= Land use in China =

Land Usage in China

Land use in China is experiencing massive changes and impacts to the environment due to an unprecedented period of economic growth, which has catapulted it from one of the world's poorest countries 30 years ago to the world's second largest economy today. Based on trends in economic development, population growth, and land use, China's natural landscape will experience significant and increasing pressures well into the future.

==Urbanization==

China has four times the population of the U.S., within roughly the same area. With 1.4 billion inhabitants, 20% of the world's population lives in China. While the rate of population growth has been declining for decades, the total number of inhabitants has been growing and is expected to do so through 2030. China's urban population is growing rapidly; between 1950 and 2009, the percentage of the population living in urban areas quadrupled from 14% to 48%. Meanwhile, the rural population is declining, opening the landscape in areas that are not urbanized. The forests and farming land of eastern China support far more people and major cities than do the grasslands, deserts, and high mountain regions of the west.

==Cultivated land==

The vast majority of China's cultivated land lies in eastern China. Nearly all of the arable land, totaling 122 million hectares or 13% of the country, is cultivated. To ensure adequate food production, the government has identified a minimum threshold or “redline” of 120 million hectares of cultivated land. Chinese law also requires a one-to-one replacement (in quantity and quality of farmland that is converted to other uses). These policies, combined with development and other land use pressures, are shifting the location of farmland. Some cultivated lands are being newly created from other uses such as forestry, grasslands, and wetlands while existing cultivated lands are being converted to other uses such as built-up areas, forests, and grasslands.

==Livestock grazing==
Livestock grazing occurs throughout China and is possibly the most common use of grasslands. China is the world's largest producer of sheep and goats, and the fourth largest producer of cattle. Livestock grazing is a major driver of grassland degradation in China. The government has instituted a variety of programs to combat desertification, which has slowed to 3,000 km2 per year.

==Forest uses==
Since the late 1950s, China's forests have experienced several periods of significant deforestation, which contributed to related environmental disasters such as the Yangtze River flood in 1998. In response, the Central Government has attempted to restore forest cover by investing upwards of 1 trillion RMB into six forest conservation programs, the most significant of which include Grain to Green (1999–2016) and the Natural Forest Protection Program (NFPP) (1998–2020). These programs combine afforestation efforts (primarily in northern China) and timber harvesting bans or limits to restore forest cover. Forest cover was 20% as of 2008; the Central Government aims to achieve 23% forest cover by 2020, and 26% by 2050.
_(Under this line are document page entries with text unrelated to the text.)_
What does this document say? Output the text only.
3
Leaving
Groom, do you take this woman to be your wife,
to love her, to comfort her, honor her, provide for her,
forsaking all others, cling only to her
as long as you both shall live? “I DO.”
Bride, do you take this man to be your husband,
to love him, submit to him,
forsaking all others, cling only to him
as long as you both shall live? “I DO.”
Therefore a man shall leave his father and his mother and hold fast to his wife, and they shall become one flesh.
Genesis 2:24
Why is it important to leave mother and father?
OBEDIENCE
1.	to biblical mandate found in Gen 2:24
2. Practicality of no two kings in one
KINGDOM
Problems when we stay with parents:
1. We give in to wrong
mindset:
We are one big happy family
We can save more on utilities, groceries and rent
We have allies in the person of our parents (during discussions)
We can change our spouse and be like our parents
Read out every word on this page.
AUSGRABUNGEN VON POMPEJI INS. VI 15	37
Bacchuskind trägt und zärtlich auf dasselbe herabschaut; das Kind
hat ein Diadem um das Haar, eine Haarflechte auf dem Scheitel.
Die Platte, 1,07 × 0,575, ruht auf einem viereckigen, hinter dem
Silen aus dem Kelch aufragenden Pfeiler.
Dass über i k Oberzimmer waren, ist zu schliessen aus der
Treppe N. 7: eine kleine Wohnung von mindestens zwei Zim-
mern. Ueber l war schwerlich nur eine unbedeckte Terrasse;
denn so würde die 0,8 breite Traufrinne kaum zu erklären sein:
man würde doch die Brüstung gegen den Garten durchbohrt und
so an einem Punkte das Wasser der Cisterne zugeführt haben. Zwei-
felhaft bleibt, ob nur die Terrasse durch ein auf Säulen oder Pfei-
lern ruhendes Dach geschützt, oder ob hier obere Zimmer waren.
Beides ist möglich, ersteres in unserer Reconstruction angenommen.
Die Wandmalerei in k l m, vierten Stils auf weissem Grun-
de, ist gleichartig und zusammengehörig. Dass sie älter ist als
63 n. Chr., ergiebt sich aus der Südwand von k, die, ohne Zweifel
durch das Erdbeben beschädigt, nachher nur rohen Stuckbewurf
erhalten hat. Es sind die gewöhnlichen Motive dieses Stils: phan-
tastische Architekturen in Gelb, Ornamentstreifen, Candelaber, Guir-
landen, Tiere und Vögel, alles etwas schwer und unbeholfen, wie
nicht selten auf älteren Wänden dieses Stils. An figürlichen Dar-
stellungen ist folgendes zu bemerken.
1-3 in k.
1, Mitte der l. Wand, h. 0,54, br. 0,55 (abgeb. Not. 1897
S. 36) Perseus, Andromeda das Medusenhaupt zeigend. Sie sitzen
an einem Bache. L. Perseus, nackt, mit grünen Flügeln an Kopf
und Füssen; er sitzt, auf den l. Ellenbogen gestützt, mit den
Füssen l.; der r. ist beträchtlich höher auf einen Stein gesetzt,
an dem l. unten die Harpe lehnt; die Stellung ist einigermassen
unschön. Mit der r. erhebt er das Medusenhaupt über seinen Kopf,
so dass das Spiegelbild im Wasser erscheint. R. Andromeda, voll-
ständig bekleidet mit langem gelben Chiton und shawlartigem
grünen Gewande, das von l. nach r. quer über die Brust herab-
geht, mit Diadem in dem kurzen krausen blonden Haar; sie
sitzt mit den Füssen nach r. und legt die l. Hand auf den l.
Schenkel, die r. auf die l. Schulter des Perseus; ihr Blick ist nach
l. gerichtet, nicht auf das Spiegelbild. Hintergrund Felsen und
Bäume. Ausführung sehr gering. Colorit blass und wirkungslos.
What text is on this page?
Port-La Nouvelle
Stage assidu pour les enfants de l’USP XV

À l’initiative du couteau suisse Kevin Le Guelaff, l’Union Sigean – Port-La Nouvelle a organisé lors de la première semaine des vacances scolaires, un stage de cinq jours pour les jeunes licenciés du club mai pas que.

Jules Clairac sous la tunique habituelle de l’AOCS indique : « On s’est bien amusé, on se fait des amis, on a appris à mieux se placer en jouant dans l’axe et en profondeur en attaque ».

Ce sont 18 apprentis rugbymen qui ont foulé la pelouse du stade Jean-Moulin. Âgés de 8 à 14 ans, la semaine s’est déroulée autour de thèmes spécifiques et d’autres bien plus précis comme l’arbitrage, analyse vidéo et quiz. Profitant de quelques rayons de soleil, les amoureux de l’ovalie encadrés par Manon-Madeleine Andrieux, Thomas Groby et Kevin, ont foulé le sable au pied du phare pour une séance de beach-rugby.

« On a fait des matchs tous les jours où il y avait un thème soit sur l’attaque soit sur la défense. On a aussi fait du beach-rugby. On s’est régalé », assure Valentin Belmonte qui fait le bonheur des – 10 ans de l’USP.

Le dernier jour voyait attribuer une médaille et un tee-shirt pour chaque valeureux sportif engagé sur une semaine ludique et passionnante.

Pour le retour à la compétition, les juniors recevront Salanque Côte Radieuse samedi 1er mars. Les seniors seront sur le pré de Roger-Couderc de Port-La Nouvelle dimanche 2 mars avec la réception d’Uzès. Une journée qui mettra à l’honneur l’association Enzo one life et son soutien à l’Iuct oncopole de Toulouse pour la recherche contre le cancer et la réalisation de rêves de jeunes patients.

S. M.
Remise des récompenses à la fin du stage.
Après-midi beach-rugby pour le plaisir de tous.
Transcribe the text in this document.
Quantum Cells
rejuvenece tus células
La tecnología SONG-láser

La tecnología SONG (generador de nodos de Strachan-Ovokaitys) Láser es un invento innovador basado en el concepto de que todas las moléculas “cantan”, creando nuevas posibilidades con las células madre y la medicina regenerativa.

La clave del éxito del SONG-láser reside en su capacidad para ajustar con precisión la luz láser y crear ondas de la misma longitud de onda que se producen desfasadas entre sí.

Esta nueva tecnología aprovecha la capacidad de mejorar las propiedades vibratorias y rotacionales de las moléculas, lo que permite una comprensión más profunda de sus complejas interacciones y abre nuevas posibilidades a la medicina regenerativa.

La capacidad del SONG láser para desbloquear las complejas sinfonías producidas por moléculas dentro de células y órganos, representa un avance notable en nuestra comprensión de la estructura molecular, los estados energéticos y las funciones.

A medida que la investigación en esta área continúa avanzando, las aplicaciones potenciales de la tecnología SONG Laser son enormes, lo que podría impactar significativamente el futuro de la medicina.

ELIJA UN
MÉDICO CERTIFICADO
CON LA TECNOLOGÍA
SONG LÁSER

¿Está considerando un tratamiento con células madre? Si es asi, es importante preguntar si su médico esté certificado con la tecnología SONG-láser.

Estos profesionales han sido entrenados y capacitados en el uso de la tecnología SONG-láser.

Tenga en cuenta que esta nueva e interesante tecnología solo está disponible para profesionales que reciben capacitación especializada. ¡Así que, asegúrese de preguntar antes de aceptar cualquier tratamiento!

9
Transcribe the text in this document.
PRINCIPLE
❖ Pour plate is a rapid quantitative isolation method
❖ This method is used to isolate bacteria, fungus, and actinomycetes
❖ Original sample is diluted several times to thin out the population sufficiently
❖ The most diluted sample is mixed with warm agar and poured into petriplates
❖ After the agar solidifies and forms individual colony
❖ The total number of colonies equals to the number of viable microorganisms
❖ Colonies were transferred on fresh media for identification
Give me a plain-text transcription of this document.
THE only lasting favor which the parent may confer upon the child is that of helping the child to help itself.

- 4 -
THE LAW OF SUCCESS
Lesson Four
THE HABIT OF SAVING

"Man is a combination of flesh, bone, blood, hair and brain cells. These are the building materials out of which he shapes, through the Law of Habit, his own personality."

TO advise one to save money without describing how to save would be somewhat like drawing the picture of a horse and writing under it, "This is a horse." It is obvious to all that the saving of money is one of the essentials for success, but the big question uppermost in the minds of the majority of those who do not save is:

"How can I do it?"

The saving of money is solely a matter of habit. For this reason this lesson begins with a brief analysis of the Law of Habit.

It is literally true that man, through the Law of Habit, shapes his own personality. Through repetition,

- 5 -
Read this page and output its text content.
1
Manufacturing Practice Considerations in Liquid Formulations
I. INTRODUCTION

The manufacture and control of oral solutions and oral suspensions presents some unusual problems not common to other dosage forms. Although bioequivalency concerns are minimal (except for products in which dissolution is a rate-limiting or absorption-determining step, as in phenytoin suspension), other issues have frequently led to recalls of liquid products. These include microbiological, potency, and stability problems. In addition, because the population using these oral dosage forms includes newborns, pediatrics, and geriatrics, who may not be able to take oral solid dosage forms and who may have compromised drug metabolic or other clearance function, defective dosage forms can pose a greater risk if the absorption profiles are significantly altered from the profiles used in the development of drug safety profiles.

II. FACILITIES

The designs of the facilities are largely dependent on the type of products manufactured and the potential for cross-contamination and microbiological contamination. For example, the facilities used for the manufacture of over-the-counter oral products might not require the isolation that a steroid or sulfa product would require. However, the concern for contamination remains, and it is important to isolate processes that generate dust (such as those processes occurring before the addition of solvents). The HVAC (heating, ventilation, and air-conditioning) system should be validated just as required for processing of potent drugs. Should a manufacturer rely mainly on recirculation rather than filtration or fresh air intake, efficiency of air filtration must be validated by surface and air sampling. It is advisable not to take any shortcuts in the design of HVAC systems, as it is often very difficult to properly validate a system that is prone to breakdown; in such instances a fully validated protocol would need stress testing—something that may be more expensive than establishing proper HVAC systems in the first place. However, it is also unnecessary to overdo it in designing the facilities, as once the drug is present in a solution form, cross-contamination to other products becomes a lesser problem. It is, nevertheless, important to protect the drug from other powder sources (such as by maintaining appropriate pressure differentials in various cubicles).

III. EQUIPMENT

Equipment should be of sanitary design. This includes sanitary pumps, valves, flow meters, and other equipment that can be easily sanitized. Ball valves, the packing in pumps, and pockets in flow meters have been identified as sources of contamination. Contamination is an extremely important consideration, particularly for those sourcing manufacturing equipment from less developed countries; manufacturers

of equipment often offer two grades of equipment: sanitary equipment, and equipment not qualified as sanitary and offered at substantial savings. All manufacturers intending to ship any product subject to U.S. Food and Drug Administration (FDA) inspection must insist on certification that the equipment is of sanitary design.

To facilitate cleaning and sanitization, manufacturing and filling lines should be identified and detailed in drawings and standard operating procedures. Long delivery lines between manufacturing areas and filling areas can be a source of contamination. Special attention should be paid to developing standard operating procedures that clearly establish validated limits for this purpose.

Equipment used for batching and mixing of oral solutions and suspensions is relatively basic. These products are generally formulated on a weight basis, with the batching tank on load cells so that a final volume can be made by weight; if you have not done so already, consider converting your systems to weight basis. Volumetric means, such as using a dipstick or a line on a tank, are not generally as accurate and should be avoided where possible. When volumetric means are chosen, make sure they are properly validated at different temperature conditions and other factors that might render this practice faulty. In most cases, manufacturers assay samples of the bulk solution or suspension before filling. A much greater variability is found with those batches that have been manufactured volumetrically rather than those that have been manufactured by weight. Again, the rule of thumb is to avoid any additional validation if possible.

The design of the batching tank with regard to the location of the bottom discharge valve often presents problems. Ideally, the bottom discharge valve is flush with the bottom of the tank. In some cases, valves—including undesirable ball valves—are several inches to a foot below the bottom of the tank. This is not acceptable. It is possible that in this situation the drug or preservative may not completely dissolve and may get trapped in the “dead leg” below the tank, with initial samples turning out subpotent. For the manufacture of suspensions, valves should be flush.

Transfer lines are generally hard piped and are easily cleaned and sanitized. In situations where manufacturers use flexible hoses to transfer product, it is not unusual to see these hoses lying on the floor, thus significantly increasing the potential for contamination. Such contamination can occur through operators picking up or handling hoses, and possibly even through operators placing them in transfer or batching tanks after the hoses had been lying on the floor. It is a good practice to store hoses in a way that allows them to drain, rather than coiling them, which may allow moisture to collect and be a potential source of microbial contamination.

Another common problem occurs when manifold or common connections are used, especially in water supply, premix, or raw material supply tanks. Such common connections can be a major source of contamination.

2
==Mining and Energy Development==

China has one of the largest mining sectors in the world and is the world's largest energy producer. Energy production is on the rise, which will impact biodiversity as China constructs more mines, oil and gas wells, dams and hydropower stations, wind farms, pipelines, and other infrastructure. In particular, western and central China will experience increasing energy development because they hold many untapped and lesser tapped oil and gas fields, coal reserves, and areas with the highest potential for wind and solar energy production

==Transportation==

China is expanding its road and rail networks, investing 5 trillion RMB to construct 40,000 km of railroads by 2020. The vast majority of planned and existing transit is located in eastern China. Secondary road construction is more of an emphasis in western China. The rail network is expanding nationwide to connect most cities with populations of at least 200,000.